A expectativa é que os projetos e estudos sobre as UCs municipais tornem mais “visíveis” centenas de áreas oficiais de proteção que hoje se encontram à margem das estratégias de conservação da biodiversidade

Luiz Paulo Pinto ·
15 de agosto de 2019 · 6 anos atrás
Parque Natural Municipal do Ribeirão da Prata, em Posse, GO. Foto: Luiz Paulo Pinto.

Embora os municípios sejam parte integrante do Sistema Nacional de Unidades de Conservação (SNUC), a contribuição das unidades de conservação (UCs) municipais para a proteção da biodiversidade no Cerrado e nos demais biomas no Brasil ainda é pouco conhecida. Sem uma avaliação adequada da rede de UCs municipais as estratégias e políticas ambientais continuarão com uma lacuna importante e subestimando o papel importante que os municípios têm na proteção da biodiversidade.

Esse cenário está mudando com a realização de estudos sobre as UCs municipais realizadas no país nos últimos cinco anos, principalmente na Mata Atlântica e no Cerrado. O projeto “Avaliação e Fortalecimento das Unidades de Conservação Municipais do Cerrado”, por exemplo, tem como objetivo dimensionar a representatividade e importância das UCs municipais para o sistema de proteção da biodiversidade no Cerrado.

O projeto tem o apoio do Fundo de Parceria para Ecossistemas Críticos (CEPF, na sigla em inglês para Critical Ecosystem Partnership Fund). Esse Fundo foi criado no início dos anos 2000 para apoiar ações e projetos de conservação nos chamados hotspots de biodiversidade, isto é, regiões únicas e ameaçadas no mundo pelo grande número de espécies endêmicas e, ao mesmo tempo, com elevado nível de perda da cobertura da vegetação nativa. O Fundo é um programa conjunto da Conservação Internacional, Agência sa para o Desenvolvimento, União Europeia, Fundo para o Meio Ambiente Global (GEF, sigla em inglês), Governo do Japão e Banco Mundial. No Brasil, o CEPF é implementado pelo Instituto Internacional de Educação do Brasil (IEB), instituição brasileira do terceiro setor dedicada a formar e capacitar pessoas, bem como fortalecer organizações nas áreas de manejo dos recursos naturais, gestão ambiental e territorial e outros temas relacionados à sustentabilidade.

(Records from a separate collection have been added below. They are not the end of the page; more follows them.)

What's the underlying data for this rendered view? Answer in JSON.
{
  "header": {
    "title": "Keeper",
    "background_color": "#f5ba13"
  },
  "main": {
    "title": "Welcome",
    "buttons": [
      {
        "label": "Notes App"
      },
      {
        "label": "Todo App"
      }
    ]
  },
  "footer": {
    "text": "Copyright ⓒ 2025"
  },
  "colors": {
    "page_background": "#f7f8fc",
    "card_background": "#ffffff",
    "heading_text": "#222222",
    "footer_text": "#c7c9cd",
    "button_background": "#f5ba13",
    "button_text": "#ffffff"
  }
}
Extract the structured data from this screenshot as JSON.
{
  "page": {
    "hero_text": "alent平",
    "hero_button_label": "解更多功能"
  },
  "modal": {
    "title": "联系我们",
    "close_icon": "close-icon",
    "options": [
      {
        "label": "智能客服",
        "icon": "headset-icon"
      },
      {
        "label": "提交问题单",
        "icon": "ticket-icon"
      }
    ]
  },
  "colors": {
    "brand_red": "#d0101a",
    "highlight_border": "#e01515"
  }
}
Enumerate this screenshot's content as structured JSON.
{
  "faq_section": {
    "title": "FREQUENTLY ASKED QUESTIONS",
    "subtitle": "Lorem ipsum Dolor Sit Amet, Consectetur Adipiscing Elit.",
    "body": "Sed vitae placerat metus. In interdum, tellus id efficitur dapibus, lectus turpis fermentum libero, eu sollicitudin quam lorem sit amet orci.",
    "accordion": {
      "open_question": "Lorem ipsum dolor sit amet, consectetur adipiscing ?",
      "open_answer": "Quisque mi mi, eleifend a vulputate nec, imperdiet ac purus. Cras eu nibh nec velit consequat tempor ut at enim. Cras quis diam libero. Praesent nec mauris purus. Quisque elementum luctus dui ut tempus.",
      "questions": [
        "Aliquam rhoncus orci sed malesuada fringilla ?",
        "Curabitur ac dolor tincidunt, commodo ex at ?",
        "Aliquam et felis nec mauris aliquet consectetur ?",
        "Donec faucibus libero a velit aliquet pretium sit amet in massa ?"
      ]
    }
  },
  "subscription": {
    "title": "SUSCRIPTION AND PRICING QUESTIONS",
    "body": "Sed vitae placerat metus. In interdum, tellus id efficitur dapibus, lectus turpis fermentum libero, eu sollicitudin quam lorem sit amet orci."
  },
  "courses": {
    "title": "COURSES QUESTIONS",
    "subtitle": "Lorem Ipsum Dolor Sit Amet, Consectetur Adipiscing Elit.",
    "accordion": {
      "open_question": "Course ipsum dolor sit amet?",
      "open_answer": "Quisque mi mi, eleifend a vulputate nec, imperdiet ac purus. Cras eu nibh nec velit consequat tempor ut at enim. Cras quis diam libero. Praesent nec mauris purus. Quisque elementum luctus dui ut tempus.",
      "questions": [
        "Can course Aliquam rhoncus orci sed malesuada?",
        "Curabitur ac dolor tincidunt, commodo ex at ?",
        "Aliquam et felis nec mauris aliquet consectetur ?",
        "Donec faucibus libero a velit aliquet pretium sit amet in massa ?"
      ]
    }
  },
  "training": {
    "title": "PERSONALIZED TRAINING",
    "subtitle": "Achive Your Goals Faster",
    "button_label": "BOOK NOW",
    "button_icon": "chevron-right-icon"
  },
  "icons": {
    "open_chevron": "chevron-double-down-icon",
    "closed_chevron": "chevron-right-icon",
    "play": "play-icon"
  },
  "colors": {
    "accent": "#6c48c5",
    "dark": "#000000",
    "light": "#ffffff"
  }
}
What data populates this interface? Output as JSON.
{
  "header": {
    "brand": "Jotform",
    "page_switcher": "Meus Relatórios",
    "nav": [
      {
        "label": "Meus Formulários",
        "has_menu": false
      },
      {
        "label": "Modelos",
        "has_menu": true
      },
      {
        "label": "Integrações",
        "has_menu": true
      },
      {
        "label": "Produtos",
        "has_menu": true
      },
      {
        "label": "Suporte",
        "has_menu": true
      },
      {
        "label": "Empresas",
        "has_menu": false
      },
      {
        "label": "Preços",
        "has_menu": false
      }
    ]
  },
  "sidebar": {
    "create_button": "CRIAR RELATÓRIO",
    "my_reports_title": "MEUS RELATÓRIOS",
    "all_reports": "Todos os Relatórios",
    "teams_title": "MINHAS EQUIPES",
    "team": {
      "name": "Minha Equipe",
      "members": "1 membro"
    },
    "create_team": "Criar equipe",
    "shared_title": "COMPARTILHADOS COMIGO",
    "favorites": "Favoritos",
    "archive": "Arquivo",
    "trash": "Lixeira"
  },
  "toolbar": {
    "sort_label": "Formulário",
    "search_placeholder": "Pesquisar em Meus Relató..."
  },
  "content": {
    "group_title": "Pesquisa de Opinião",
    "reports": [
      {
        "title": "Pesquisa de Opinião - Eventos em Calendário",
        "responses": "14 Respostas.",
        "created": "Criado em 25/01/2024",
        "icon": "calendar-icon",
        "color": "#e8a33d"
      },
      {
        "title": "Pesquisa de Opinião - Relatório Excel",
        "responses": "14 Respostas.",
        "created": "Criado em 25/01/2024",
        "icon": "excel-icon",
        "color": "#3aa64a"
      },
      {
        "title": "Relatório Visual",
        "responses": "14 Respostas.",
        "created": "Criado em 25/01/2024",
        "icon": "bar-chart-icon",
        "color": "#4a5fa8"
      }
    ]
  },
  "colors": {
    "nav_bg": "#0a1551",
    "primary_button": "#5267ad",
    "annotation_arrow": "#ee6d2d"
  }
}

“Um aspecto que chama a atenção é a proximidade das UCs municipais com os ambientes urbanos. Metade das UCs municipais registradas no Cerrado estão localizadas na malha urbana ou periurbana das sedes municipais.”

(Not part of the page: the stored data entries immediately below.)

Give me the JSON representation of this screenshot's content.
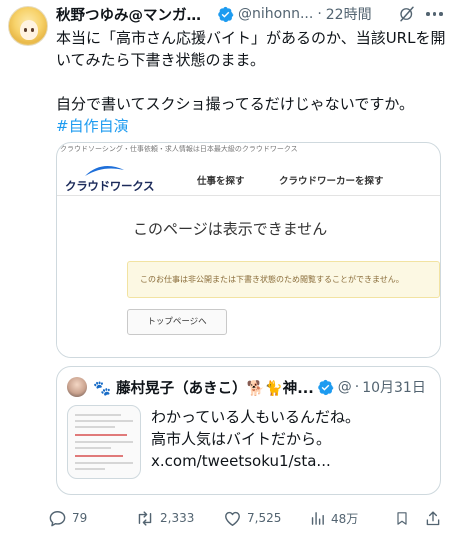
{
  "author": {
    "display_name": "秋野つゆみ@マンガ・...",
    "handle": "@nihonn...",
    "separator": "·",
    "time": "22時間"
  },
  "tweet": {
    "line1": "本当に「高市さん応援バイト」があるのか、当該URLを開いてみたら下書き状態のまま。",
    "line2": "自分で書いてスクショ撮ってるだけじゃないですか。",
    "hashtag": "#自作自演"
  },
  "screenshot": {
    "topbar": "クラウドソーシング・仕事依頼・求人情報は日本最大級のクラウドワークス",
    "logo_text": "クラウドワークス",
    "nav_find_job": "仕事を探す",
    "nav_find_worker": "クラウドワーカーを探す",
    "title": "このページは表示できません",
    "notice": "このお仕事は非公開または下書き状態のため閲覧することができません。",
    "button": "トップページへ"
  },
  "quoted": {
    "display_name": "🐾 藤村晃子（あきこ）🐕🐈神...",
    "handle": "@...",
    "separator": "·",
    "time": "10月31日",
    "text_line1": "わかっている人もいるんだね。",
    "text_line2": "高市人気はバイトだから。",
    "text_line3": "x.com/tweetsoku1/sta..."
  },
  "actions": {
    "replies": "79",
    "reposts": "2,333",
    "likes": "7,525",
    "views": "48万"
  },
  "colors": {
    "text": "#0f1419",
    "secondary": "#536471",
    "link": "#1d9bf0",
    "border": "#cfd9de",
    "verified": "#1d9bf0"
  }
}
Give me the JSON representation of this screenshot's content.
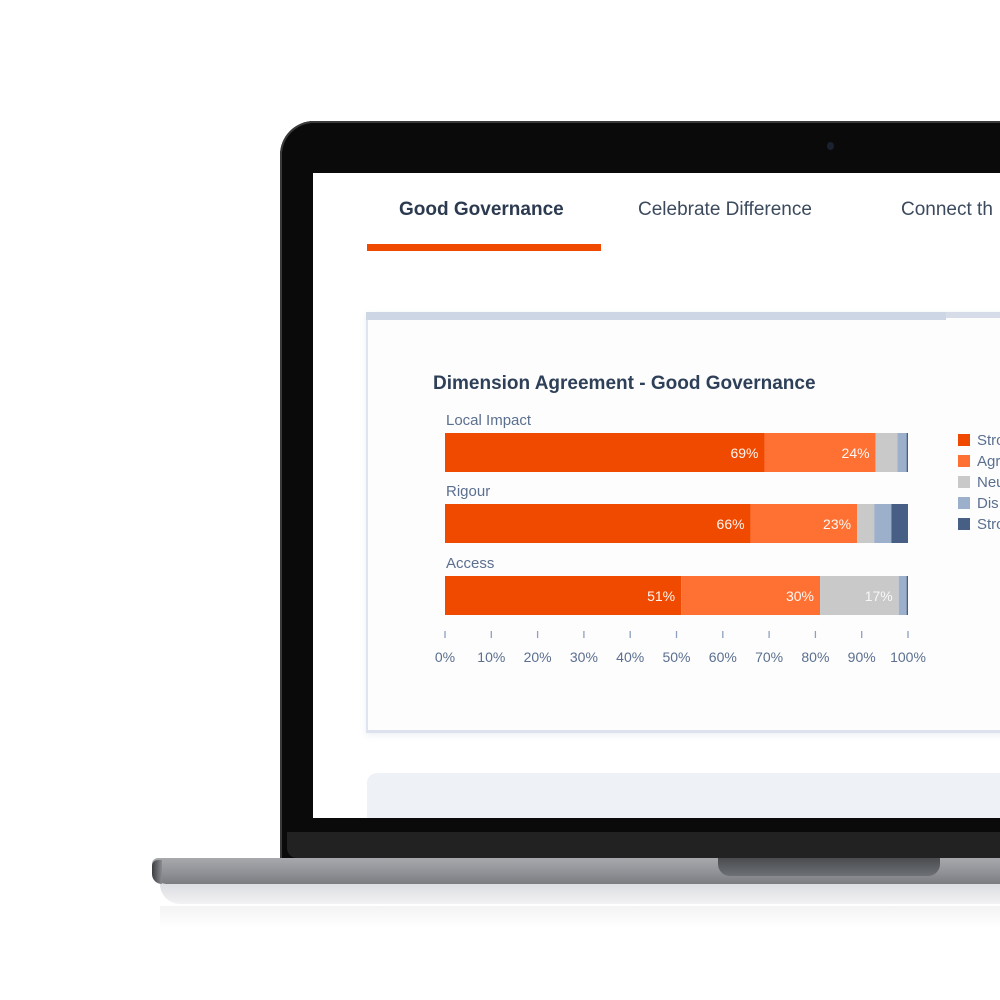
{
  "tabs": [
    {
      "label": "Good Governance",
      "active": true
    },
    {
      "label": "Celebrate Difference",
      "active": false
    },
    {
      "label": "Connect th",
      "active": false
    }
  ],
  "colors": {
    "accent": "#f04a00",
    "strongly_agree": "#f04a00",
    "agree": "#ff7033",
    "neutral": "#c9c9c9",
    "disagree": "#9cafcb",
    "strongly_disagree": "#475f84",
    "text_dark": "#2e3f58",
    "text_muted": "#5b6f8f"
  },
  "chart_data": {
    "type": "bar",
    "orientation": "horizontal",
    "stacked": true,
    "title": "Dimension Agreement - Good Governance",
    "categories": [
      "Local Impact",
      "Rigour",
      "Access"
    ],
    "series": [
      {
        "name": "Strongly Agree",
        "legend_visible_text": "Stro",
        "values": [
          69,
          66,
          51
        ],
        "labels": [
          "69%",
          "66%",
          "51%"
        ]
      },
      {
        "name": "Agree",
        "legend_visible_text": "Agr",
        "values": [
          24,
          23,
          30
        ],
        "labels": [
          "24%",
          "23%",
          "30%"
        ]
      },
      {
        "name": "Neutral",
        "legend_visible_text": "Neu",
        "values": [
          4.7,
          3.7,
          17
        ],
        "labels": [
          "",
          "",
          "17%"
        ]
      },
      {
        "name": "Disagree",
        "legend_visible_text": "Dis",
        "values": [
          2,
          3.7,
          1.7
        ],
        "labels": [
          "",
          "",
          ""
        ]
      },
      {
        "name": "Strongly Disagree",
        "legend_visible_text": "Stro",
        "values": [
          0.3,
          3.6,
          0.3
        ],
        "labels": [
          "",
          "",
          ""
        ]
      }
    ],
    "xlim": [
      0,
      100
    ],
    "xticks": [
      "0%",
      "10%",
      "20%",
      "30%",
      "40%",
      "50%",
      "60%",
      "70%",
      "80%",
      "90%",
      "100%"
    ],
    "xlabel": "",
    "ylabel": "",
    "grid": false,
    "legend_position": "right"
  }
}
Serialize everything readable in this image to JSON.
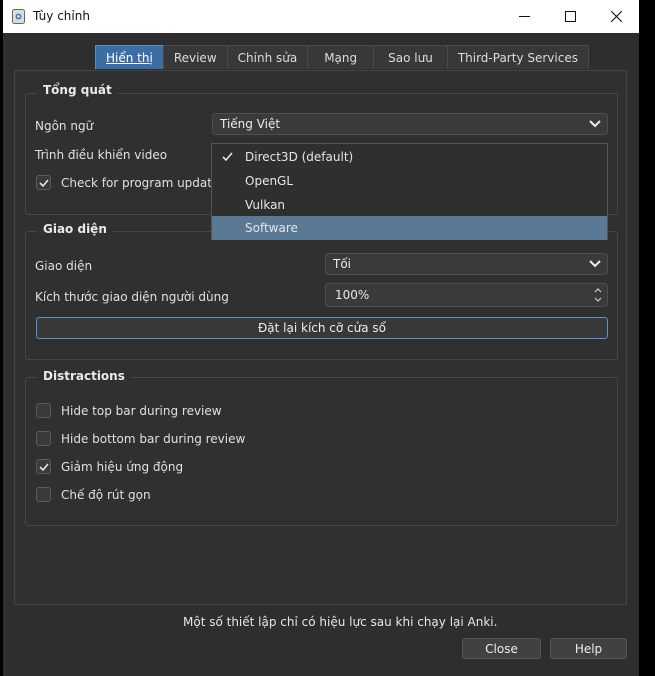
{
  "window": {
    "title": "Tùy chỉnh"
  },
  "tabs": [
    {
      "label": "Hiển thị",
      "active": true
    },
    {
      "label": "Review"
    },
    {
      "label": "Chỉnh sửa"
    },
    {
      "label": "Mạng"
    },
    {
      "label": "Sao lưu"
    },
    {
      "label": "Third-Party Services"
    }
  ],
  "general": {
    "title": "Tổng quát",
    "language_label": "Ngôn ngữ",
    "language_value": "Tiếng Việt",
    "video_driver_label": "Trình điều khiển video",
    "check_updates_label": "Check for program updates",
    "check_updates_checked": true
  },
  "video_dropdown": {
    "options": [
      "Direct3D (default)",
      "OpenGL",
      "Vulkan",
      "Software"
    ],
    "checked": "Direct3D (default)",
    "highlighted": "Software"
  },
  "appearance": {
    "title": "Giao diện",
    "theme_label": "Giao diện",
    "theme_value": "Tối",
    "ui_size_label": "Kích thước giao diện người dùng",
    "ui_size_value": "100%",
    "reset_button": "Đặt lại kích cỡ cửa sổ"
  },
  "distractions": {
    "title": "Distractions",
    "items": [
      {
        "label": "Hide top bar during review",
        "checked": false
      },
      {
        "label": "Hide bottom bar during review",
        "checked": false
      },
      {
        "label": "Giảm hiệu ứng động",
        "checked": true
      },
      {
        "label": "Chế độ rút gọn",
        "checked": false
      }
    ]
  },
  "footer": {
    "note": "Một số thiết lập chỉ có hiệu lực sau khi chạy lại Anki.",
    "close_button": "Close",
    "help_button": "Help"
  },
  "colors": {
    "accent": "#3c6ea6",
    "highlight": "#5a7994",
    "background": "#2e2e2e"
  }
}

Até o momento, o estudo registrou 309 UCs municipais mantidas por 215 municípios em 11 estados inseridos no Cerrado. Esse conjunto de UCs municipais somam cerca de 4 milhões de hectares protegidos pelos municípios. Estão sendo consideradas as UCs municipais em conformidade com o SNUC (parques naturais, reservas biológicas, áreas de proteção ambiental etc.). As unidades que possuem proteção oficial e características similares a alguma categoria de manejo do SNUC, mesmo que ainda não tenham sido adequadas ao sistema nacional, também estão sendo consideradas. Foram registradas UCs municipais de 8 categorias de manejo das 12 definidas pelo SNUC. Parque Natural Municipal e Área de Proteção Ambiental Municipal predominam em número (79,6%) e área protegida (98%).

Um aspecto que chama a atenção é a proximidade das UCs municipais com os ambientes urbanos. Metade das UCs municipais registradas no Cerrado estão localizadas na malha urbana ou periurbana das sedes municipais. O resultado é similar àquele observado para as UCs municipais da Mata Atlântica. A forte pressão do processo de urbanização e as necessidades do grande contingente populacional das cidades por recursos naturais e ocupação do território ampliam os desafios para a conciliação entre a proteção da biodiversidade com o desenvolvimento da infraestrutura urbana e suas implicações sociais, econômicas e ambientais.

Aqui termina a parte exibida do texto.